Вера взяла у неё из сухих рук пачку бумаги, испещренную жучками букв, отпечатанных, скорее всего, на матричном принтере. Взяла, говоря тем же мягким, сонным, обволакивающим голоском:
— Спасибо, спасибо…
Старушка ещё толковала о чем-то, звуки не связывались в слова, словно я вообще утратила способность воспринимать русскую речь или она говорила на другом языке. Под конец, неловко, боком, как краб, отгородившись от меня и сердясь, стала пихать Петровой какой-то непрозрачный целлофановый пакет.

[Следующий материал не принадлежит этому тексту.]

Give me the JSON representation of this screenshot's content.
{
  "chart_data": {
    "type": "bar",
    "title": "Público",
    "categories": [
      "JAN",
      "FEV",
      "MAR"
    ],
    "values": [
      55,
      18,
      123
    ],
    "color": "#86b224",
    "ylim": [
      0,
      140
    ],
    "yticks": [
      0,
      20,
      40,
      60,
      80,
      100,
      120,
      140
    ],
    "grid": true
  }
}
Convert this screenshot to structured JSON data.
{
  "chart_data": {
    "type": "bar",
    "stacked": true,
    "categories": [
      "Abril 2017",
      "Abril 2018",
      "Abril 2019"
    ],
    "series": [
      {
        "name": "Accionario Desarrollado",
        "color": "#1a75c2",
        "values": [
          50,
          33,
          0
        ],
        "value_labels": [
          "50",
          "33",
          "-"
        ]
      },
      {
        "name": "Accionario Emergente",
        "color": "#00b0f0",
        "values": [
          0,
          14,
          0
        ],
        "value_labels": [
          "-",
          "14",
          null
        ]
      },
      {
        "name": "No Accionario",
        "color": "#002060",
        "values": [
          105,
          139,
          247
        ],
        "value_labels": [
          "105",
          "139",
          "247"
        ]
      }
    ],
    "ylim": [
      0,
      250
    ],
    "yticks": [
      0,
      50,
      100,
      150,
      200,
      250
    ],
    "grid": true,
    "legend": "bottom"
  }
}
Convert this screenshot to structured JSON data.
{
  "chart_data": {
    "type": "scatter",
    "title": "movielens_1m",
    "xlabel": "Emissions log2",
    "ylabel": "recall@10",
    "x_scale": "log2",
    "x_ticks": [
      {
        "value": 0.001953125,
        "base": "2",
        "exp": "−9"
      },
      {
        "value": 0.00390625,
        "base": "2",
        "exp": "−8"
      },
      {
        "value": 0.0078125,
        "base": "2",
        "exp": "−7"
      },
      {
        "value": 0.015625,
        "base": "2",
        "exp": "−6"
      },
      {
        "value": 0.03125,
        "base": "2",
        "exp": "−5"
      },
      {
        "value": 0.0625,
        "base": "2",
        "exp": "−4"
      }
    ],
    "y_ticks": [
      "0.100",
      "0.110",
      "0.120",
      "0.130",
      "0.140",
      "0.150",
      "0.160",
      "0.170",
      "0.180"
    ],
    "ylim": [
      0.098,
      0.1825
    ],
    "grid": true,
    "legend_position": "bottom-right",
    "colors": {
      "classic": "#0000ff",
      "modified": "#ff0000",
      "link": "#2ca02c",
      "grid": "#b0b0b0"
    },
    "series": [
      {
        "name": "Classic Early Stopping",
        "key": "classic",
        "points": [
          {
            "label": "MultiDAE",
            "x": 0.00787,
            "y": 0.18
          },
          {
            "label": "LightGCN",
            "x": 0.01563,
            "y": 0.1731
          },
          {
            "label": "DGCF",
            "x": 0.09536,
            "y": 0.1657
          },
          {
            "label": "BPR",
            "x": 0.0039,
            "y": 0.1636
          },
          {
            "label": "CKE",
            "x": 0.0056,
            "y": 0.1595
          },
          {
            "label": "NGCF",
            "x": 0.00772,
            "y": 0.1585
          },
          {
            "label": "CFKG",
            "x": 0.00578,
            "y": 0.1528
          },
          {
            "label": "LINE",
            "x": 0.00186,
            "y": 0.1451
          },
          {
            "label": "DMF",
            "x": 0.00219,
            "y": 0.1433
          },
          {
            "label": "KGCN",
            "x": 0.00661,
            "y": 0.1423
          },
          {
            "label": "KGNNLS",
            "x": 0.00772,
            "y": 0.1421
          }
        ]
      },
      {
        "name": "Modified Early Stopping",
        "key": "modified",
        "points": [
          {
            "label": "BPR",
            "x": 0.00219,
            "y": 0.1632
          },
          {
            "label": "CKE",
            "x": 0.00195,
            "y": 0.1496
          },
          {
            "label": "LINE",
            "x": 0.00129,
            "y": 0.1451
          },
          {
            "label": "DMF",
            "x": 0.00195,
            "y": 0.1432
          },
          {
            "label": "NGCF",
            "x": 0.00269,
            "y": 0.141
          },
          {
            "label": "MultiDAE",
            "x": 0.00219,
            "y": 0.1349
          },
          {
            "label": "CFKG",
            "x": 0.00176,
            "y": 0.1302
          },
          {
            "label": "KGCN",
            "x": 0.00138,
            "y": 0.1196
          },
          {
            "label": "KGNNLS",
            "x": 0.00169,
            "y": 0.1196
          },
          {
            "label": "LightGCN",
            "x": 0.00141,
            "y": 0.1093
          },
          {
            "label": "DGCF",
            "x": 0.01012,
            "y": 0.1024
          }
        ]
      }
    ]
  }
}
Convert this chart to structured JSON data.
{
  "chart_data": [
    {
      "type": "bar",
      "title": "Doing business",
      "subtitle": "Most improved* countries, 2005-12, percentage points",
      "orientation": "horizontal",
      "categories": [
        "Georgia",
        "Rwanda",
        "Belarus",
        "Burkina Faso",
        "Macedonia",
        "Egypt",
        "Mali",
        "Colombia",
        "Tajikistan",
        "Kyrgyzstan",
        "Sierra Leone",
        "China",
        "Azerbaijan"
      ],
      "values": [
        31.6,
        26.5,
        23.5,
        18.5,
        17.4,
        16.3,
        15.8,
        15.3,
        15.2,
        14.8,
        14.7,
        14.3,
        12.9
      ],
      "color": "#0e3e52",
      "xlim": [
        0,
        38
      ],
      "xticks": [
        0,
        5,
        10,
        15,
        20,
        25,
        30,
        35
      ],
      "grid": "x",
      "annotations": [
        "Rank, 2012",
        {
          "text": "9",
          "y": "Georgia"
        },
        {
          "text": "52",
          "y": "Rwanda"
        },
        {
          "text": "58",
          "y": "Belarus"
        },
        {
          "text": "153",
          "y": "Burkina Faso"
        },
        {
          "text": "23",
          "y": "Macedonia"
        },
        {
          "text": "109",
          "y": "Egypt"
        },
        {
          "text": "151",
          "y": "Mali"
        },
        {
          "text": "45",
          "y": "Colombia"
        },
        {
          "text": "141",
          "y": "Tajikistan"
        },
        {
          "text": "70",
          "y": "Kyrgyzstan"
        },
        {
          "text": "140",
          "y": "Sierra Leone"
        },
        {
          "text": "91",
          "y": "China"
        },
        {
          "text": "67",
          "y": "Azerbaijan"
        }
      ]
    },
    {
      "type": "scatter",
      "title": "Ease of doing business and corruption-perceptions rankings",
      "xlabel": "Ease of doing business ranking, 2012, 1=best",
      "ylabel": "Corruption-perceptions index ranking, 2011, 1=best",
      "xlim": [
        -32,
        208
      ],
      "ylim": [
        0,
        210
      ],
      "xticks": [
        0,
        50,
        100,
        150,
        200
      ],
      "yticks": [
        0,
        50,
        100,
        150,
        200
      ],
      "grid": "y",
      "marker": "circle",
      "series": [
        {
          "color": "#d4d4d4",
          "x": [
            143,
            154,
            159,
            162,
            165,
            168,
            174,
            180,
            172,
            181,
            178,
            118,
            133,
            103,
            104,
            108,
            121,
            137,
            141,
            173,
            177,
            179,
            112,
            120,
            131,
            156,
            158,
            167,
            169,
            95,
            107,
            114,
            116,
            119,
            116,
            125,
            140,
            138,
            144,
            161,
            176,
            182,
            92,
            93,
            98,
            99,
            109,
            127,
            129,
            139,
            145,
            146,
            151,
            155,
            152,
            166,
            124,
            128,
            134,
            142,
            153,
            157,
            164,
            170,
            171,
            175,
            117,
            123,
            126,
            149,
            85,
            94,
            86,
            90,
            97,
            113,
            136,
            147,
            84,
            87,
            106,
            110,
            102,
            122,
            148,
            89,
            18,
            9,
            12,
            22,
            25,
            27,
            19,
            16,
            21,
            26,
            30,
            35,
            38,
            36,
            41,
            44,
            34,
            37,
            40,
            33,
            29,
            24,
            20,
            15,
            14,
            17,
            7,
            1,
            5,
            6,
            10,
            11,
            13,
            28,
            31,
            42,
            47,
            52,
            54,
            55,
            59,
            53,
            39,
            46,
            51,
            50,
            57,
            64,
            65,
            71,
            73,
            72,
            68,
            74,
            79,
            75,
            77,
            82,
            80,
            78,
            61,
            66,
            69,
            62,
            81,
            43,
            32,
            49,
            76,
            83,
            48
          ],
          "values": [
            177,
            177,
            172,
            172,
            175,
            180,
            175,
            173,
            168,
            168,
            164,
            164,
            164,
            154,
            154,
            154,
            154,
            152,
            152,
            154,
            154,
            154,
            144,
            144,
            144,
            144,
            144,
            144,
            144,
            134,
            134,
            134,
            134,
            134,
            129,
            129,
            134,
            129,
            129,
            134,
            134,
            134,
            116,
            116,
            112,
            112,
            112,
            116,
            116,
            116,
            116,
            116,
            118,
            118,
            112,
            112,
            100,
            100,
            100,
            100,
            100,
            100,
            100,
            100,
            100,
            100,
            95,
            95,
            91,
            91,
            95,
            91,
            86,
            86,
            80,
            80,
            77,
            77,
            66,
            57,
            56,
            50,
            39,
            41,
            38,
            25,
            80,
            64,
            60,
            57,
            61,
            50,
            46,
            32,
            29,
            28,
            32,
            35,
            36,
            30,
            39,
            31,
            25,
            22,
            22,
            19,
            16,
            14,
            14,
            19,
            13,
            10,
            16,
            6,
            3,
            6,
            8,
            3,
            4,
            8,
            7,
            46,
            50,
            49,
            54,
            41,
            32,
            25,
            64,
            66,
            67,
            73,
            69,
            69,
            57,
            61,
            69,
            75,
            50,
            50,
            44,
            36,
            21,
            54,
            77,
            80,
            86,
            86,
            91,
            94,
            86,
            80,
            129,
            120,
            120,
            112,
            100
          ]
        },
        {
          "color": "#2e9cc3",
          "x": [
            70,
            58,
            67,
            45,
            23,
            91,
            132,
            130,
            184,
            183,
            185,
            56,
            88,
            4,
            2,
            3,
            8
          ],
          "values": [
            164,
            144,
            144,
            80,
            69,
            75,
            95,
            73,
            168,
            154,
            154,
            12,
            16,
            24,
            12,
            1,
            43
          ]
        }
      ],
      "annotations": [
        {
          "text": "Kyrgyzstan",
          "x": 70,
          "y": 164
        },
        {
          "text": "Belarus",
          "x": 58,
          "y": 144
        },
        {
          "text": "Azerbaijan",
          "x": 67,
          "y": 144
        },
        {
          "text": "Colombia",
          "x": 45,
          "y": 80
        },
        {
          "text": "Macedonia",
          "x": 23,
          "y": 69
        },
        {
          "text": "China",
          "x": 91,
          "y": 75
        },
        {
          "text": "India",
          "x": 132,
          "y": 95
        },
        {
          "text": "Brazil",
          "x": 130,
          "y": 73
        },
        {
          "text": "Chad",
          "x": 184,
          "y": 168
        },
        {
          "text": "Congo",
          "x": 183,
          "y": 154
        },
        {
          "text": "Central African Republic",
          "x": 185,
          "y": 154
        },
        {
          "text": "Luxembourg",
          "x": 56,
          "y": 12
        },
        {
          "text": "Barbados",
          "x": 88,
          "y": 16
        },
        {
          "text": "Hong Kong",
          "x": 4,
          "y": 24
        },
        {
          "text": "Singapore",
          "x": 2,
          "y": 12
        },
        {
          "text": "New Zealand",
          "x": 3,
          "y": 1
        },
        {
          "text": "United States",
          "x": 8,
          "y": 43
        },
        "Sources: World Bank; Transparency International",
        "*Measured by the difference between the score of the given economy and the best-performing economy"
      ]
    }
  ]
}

Вера давай отказываться, а я неожиданно для себя самой сказала тихонько, но внятно:
— Бери.
Вера взяла, как-то сникла. Даже плечи опустились. Было такое что-то в целлофановом даре, в той (может быть) взятке, что никак нельзя было отказаться. По всем пониманиям — нельзя, и всё тут.
— А вот ещё, — обрадованная, старушка стала было совать Вере пачку чистой тонкой бумаги, сложенной пополам, такой же, как та, на которой сидели её жучки, — вот ещё, возьмите, пожалуйста, вам для редакции, пригодится… Бумажка, чистенькая…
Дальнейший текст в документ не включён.